Unmasking Constructs Through New Technology, Measurement Theory, and Cognitive Science ECD
- Author(s):
- Gitomer, Drew H.; Bennett, Randy Elliot
- Publication Year:
- 2002
- Report Number:
- RM-02-01
- Source:
- ETS Research Memorandum
- Document Type:
- Report
- Page Count:
- 21
- Subject/Key Words:
- Educational Assessment, Technology, Cognitive Measurement, Evidence-Centered Design (ECD)
Abstract
Knowing What Students Know: The Science and Design of Educational Assessment, a recent report from the National Academy of Sciences' Board on Testing and Assessment, provides a compelling view of the future of educational assessment, a future that includes better information about student learning and performance consistent with understandings of cognitive domains and of how students learn. That future also promises a much tighter integration of instruction and assessment. Realizing these ambitions depends on progress in the fields of cognition, technology, and assessment, as well as significant changes in educational policy at local and national levels. In the current report, the authors discuss three efforts--enhanced score reporting, automatic item generation, and evidence-centered design (ECD)--that serve to unmask the constructs that traditionally designed tests measure. ECD provides a methodology for forcing a clarification of the domain and a consistent set of representations that govern what students see and how they are evaluated.

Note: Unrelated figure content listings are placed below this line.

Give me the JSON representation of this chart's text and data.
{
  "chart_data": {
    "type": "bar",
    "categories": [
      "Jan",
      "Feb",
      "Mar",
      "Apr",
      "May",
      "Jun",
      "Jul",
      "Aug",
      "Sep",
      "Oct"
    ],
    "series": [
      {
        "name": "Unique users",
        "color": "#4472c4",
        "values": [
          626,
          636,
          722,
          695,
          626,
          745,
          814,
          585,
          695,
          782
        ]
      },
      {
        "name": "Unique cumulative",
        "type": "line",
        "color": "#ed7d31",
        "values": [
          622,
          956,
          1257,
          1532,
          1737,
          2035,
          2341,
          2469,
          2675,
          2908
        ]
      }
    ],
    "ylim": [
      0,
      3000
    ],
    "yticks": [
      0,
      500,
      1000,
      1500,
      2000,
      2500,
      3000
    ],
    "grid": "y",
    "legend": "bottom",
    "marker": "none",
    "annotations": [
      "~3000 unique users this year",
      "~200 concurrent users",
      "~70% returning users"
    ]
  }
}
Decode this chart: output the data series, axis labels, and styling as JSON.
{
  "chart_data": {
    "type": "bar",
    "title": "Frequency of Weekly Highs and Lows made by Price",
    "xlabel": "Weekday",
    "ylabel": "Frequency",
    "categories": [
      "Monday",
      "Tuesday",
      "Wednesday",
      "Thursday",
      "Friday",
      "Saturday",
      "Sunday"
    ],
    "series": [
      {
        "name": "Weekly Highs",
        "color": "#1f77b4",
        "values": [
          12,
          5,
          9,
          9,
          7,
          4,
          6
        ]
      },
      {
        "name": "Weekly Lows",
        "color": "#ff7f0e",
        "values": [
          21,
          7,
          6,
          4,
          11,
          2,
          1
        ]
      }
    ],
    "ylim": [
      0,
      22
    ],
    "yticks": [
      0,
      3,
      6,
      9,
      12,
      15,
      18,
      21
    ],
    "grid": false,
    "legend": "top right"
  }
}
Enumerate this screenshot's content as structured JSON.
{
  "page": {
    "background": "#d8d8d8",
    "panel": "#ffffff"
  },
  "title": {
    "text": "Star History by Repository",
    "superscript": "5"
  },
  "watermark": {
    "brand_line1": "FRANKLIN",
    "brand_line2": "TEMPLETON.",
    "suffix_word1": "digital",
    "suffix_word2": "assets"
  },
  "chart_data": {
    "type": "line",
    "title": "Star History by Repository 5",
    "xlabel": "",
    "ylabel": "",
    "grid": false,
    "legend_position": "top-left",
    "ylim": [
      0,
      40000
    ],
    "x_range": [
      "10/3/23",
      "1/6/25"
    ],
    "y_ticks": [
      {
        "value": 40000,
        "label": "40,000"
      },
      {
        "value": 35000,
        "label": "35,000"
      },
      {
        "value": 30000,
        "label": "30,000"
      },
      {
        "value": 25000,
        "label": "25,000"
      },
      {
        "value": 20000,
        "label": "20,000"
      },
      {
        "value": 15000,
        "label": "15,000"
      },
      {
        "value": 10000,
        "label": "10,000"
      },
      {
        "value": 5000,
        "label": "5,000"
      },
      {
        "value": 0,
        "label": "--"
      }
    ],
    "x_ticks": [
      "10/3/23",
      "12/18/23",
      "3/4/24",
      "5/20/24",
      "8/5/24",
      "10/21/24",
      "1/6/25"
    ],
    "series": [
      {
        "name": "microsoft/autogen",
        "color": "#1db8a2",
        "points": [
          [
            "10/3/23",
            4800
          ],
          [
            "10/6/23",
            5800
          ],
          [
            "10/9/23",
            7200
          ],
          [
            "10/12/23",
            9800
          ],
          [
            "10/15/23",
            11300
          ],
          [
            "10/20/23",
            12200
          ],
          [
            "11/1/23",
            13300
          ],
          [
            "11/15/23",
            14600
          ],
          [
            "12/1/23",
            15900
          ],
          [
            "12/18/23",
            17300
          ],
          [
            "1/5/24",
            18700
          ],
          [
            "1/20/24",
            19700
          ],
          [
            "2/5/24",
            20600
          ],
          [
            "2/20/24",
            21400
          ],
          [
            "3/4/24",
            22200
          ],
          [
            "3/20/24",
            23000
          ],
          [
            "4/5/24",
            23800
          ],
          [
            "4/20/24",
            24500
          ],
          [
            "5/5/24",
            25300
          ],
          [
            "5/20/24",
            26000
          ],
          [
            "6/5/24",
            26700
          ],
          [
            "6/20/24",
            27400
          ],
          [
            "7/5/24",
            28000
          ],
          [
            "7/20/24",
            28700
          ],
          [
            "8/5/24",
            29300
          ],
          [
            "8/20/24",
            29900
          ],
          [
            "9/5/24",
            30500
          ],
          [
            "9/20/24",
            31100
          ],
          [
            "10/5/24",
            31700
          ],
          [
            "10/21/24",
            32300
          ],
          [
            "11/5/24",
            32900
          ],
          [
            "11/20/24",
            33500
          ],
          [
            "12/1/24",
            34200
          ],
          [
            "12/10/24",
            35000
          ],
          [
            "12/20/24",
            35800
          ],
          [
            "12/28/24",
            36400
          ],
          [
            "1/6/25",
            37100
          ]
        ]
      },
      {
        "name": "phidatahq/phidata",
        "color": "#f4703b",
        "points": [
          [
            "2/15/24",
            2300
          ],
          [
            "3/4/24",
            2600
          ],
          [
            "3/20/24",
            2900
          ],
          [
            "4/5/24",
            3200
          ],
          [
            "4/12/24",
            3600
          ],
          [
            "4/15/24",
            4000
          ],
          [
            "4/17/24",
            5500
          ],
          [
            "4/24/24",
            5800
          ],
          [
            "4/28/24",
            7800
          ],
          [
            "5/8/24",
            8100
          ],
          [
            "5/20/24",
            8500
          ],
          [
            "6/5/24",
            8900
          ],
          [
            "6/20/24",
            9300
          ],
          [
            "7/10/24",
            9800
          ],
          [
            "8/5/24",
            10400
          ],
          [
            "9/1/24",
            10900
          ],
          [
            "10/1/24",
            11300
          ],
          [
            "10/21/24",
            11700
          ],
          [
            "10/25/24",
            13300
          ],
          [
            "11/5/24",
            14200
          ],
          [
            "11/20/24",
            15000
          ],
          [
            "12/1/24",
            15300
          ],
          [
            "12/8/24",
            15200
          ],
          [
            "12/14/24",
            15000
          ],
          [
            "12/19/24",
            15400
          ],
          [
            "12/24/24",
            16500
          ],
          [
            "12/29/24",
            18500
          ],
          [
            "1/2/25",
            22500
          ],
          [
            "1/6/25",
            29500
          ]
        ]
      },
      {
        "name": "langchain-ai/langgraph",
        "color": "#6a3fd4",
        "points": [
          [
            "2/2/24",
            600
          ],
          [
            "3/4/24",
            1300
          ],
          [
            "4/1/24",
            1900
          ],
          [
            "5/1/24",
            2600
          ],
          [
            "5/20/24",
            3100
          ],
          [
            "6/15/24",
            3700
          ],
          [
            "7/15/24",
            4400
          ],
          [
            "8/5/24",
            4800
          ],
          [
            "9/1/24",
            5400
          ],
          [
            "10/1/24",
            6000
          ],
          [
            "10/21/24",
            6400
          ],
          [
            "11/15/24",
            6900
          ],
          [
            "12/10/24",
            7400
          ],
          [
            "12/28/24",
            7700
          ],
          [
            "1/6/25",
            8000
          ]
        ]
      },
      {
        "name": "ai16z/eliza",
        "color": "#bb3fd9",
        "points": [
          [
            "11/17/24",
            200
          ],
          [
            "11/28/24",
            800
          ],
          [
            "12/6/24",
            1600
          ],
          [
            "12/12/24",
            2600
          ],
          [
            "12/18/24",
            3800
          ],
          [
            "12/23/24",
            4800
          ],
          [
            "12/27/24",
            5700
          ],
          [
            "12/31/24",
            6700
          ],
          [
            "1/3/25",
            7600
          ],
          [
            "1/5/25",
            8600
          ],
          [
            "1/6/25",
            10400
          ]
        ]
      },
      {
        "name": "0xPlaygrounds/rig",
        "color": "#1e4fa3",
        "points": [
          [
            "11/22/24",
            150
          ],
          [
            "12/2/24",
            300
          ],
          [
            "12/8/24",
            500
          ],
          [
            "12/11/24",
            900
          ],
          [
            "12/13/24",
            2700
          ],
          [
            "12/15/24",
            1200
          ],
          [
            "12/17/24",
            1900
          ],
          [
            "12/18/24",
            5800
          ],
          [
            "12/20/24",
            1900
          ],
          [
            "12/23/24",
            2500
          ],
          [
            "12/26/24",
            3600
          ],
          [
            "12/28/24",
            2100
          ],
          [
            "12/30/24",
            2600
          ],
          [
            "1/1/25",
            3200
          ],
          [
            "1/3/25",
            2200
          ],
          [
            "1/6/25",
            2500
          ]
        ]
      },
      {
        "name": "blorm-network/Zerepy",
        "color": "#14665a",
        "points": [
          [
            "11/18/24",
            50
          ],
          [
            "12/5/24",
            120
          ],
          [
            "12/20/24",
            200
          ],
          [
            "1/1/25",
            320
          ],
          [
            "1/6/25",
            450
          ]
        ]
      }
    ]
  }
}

A logical extension to ECD, automatic item generation, permits efficient instantiation of ECD's domain representations in terms of higher order task classes, which can themselves become a legitimate way of learning the domain. Finally, the technology of enhanced score reporting can be used to make clear the specifics of what a student needs to work on to improve. These design, item creation, and reporting tools do not guarantee good assessment. But they can help reduce, if not eventually eliminate, the mystery associated with traditional tests, as well as improve the outlook for future assessment.